With votes tallied and decisions finalized, the results of the November elections are being felt immediately, both here in Bellingham as well as on a national scale.
On a local level, the passage or failure of several initiatives, specifically 1098, 1107, and 1053, will have a great impact on higher education institutions in Washington state.
Byron Starkey, Associated Students vice president of governmental affairs, said that the ideal situation for Washington universities would have been for I-1053 and I-1107 to fail, and for I-1098 to pass.
Starkey said that the passage of I-1053 means that it will be that much harder for the state legislature to pass tax increases, which could ultimately result in less funding for education.

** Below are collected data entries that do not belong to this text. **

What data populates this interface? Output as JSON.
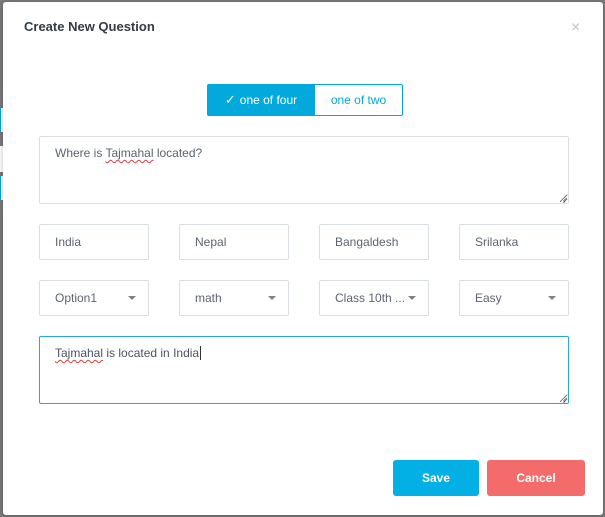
{
  "modal": {
    "title": "Create New Question",
    "close_glyph": "×"
  },
  "toggle": {
    "active_label": "one of four",
    "inactive_label": "one of two",
    "check_icon": "check-icon"
  },
  "question": {
    "prefix": "Where is ",
    "misspelled": "Tajmahal",
    "suffix": " located?"
  },
  "options": [
    "India",
    "Nepal",
    "Bangaldesh",
    "Srilanka"
  ],
  "selects": [
    "Option1",
    "math",
    "Class 10th ...",
    "Easy"
  ],
  "answer": {
    "misspelled": "Tajmahal",
    "suffix": " is located in India"
  },
  "buttons": {
    "save": "Save",
    "cancel": "Cancel"
  },
  "colors": {
    "primary": "#03a9dc",
    "danger": "#f46b6b",
    "border": "#d9dee3",
    "focus_border": "#26a9d6"
  }
}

The initiative requires a two-thirds majority in the legislature to pass any increase, which is not likely to ever happen, Starkey said.
The passage of I-1107, which repeals the recently enacted bottled water and candy tax, will reduce the amount of revenue generated by the state, which will then have to be made up in other ways.
Morgan Holmgren, AS Representation and Engagement Programs associate director, said that the passage of I-1107 means that a significant chunk of revenue will be lost, and the state will have to combat the $5 billion shortfall in the 2011 legislative cycle almost entirely through budget cuts. He said that these cuts will likely effect Western’s funding from the state.
The AS will continue to fight to keep tuition affordable and financial aid available, he said.
“We’re doing whatever we can to really limit the damage that future budget cuts will have on Western students,” Holmgren said. “Even if we had an ideal scenario, there still would have been deficits going into the 2011 legislative session. Now it’s all about getting students motivated to make sure we aren’t the ones getting left out or cut disproportionately.”
Lastly, the failure of I-1098, which would have placed an income tax on high wage-earning individuals, represents a loss of nearly $2 billion that would have been distributed among higher education and health care services in the state.
Remy Levin, AS elections coordinator, said it is up to Western students now more than ever to put pressure on lawmakers to reduce cuts to higher education programs.
“Right now, we’re putting together a legislative agenda to lobby lawmakers to stop cuts to education,” Levin said. “It’s one of the biggest things we can do in the face of this. We need to put pressure on lawmakers to not victimize education.”
Starkey said that forming relationships with newly elected officials will play a key part in the future of state funding for Western. He said that it is hard to say what effect the initiatives will have on funding.
“With so many newly elected representatives, we don’t know what the political climate is like for higher education or what the receptiveness for higher education funding will be,” Starkey said. “There’s a lot of uncertainty, but there would have been uncertainty no matter what the outcome.”
AS Legislative Liaison Iris Maute-Gibson will be working to form relationships with the newly elected representatives.
“We’re not going to be telling a sob story about how cuts to Western hurt, because they’re hurting everything,” Maute-Gibson said. “Our goal will be to say that if we don’t get more funding, we’re going to see an increase in things like student debt. We want to put education on the forefront of people’s minds as an active way to make Washington a better place.”
As election results are finalized and new lawmakers take office, Starkey said he encourages students to contact their local politicians. He said that writing letters, making phone calls and even scheduling visits to personally talk to lawmakers are all effective ways of getting student voices heard.
“It’s about maintaining contact with the people we just voted in,” Starkey said. “The number one thing we can do is be active participants and utilize our representatives and the power they have to make decisions on our behalf.”